6 surprising reasons you pay so much for auto insurance
You know that you’ll pay more for auto insurance if you have a driving record spotted with accidents and speeding tickets.
But your driving record is just one of the factors that go into determining how much you’ll pay for auto insurance. And you have little to no control over many of these. Your gender, age, commute to work and neighborhood crime statistics all play a role in your auto insurance premium.
This is why you might pay more than your neighbor, cousin or sister for auto insurance, even if your driving record is no worse.
“The initial insurance rates are often fairly set and constant,” says Bruce Kestenbaum, general manager of Elder Insurance Services in Tampa, Florida. “But it’s the discounts and variables that can really change what you pay. You can get discounts for a lot of things. Some are based on steps you take, but others are based on who you are and where you live. That’s where premiums can really fluctuate.”
Want to know what really determines your premiums? Here are 6 key factors.
1. Where you live influences what you pay for auto insurance
Your state and county matter when insurers are setting premiums. But just as important is more specific information on where you live, according to Max Cron, marketing assistant with Superior Honda in Harvey, Louisiana.

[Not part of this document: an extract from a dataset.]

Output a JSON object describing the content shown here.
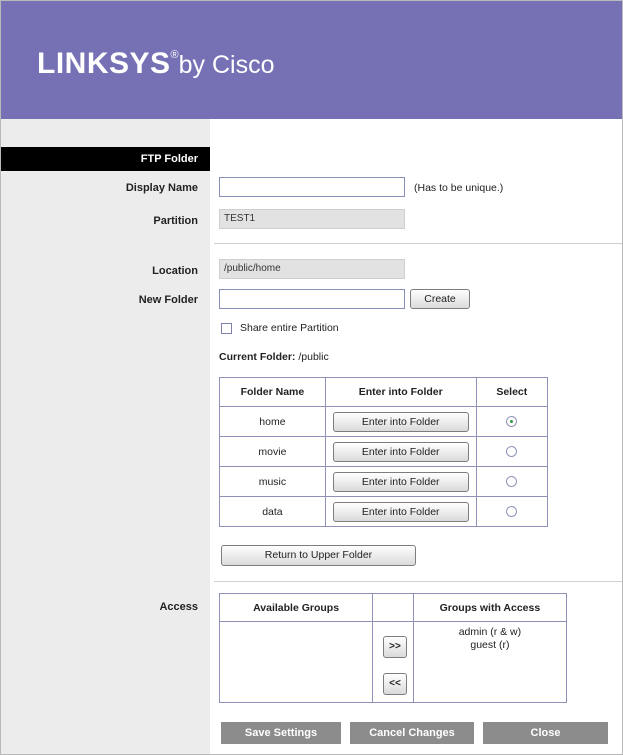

How specific? Cron says that insurers pay close attention to your neighborhood and street address. The wrong address could result in higher auto premiums, he says.
“Auto insurance agencies might have higher rates for neighborhoods or streets that experience a higher number of accidents or even high numbers of car thefts or break-ins,” Cron says.
2. Your occupation and your commute (sorry, road warriors)
Cron says that your occupation can equal higher or lower insurance premiums. If you spend much of your work day driving, your insurance rates will be higher. As Cron puts it, doctors will generally pay lower insurance premiums than will consumers who drive delivery trucks or who list Uber driver as their occupation.
You’ll also pay a higher premium if you must slog through a long commute to your office each day. How much your rates will rise depends in part on where you live and work. But you can expect to pay higher rates the longer your commute to work takes, Cron says.
3. Your car (and whether it’s safer or not)
Kestenbaum says that drivers can help themselves when it comes to lower rates by purchasing safer cars. They might also pay less by taking steps to make their existing cars safer.
Kestenbaum says that drivers can receive discounts for safety features such as anti-lock brakes or air bags. You can also lower your rates by equipping your car with anti-theft devices. This reduces the chance that thieves will target your vehicle for a break-in, and that lowers the odds that your insurer will have to pay out for broken windows or stoen cars.
See also: 5 tech innovations making cars safer
Motorists who drive newer model cars that score highly in crash-safety tests could earn lower insurance rates. If you instead choose a sportscar that performs poorly on safety tests, you might pay more for your insurance, according to the company.
4. Your gender (statistics don’t discriminate)
You’ll pay more: Your gender matters, too, when it comes to auto insurance. Cron says that men generally pay higher insurance premiums than do women.
Don’t think of this as discrimination, Cron says. Insurance companies are relying purely on statistics here.
“This is very common, and is based completely on statistics. Compared side by side, women are safer drivers,” Cron says. “Men are involved in more auto accidents and receive more driving violations.”
5. Your age (it’s tough for teens)
You’ll generally pay more for auto insurance if you are younger. That’s because you have less experience behind the wheel and are more likely to cause an accident that requires your insurer to make a big payout.
The drivers who tend to get hit with the highest auto insurance rates? Teens, and especially teen males.
Chris Long, CEO of Longevity Insurance Brokers in Denver, says that parents can help reduce the insurance hit they often take when their teen drivers first get on their insurance policies. The best way is to make sure that their teens get good grades. Long says that drivers under the age of 25 can often earn a discount by maintaining a “B” average or by scoring in the top 20 percent on certain standardized tests.
Teens can reduce their rates by taking a safe driving class, which many insurance carriers offer. They will pay less, too, if they drive an older car, Long says.
“If you can get a high-mileage car that also has safety features like theft protection, air bags and anti-lock brakes, then you will save a significant amount,” Long says.
6. Your marital status (thank your spouse)
One of the benefits of marriage? Your auto insurance premiums might be lower. That’s because statistics show that married drivers are less likely to cause accidents. They’re safer insurance risks than are single drivers, and insurance companies reward them with lower rates.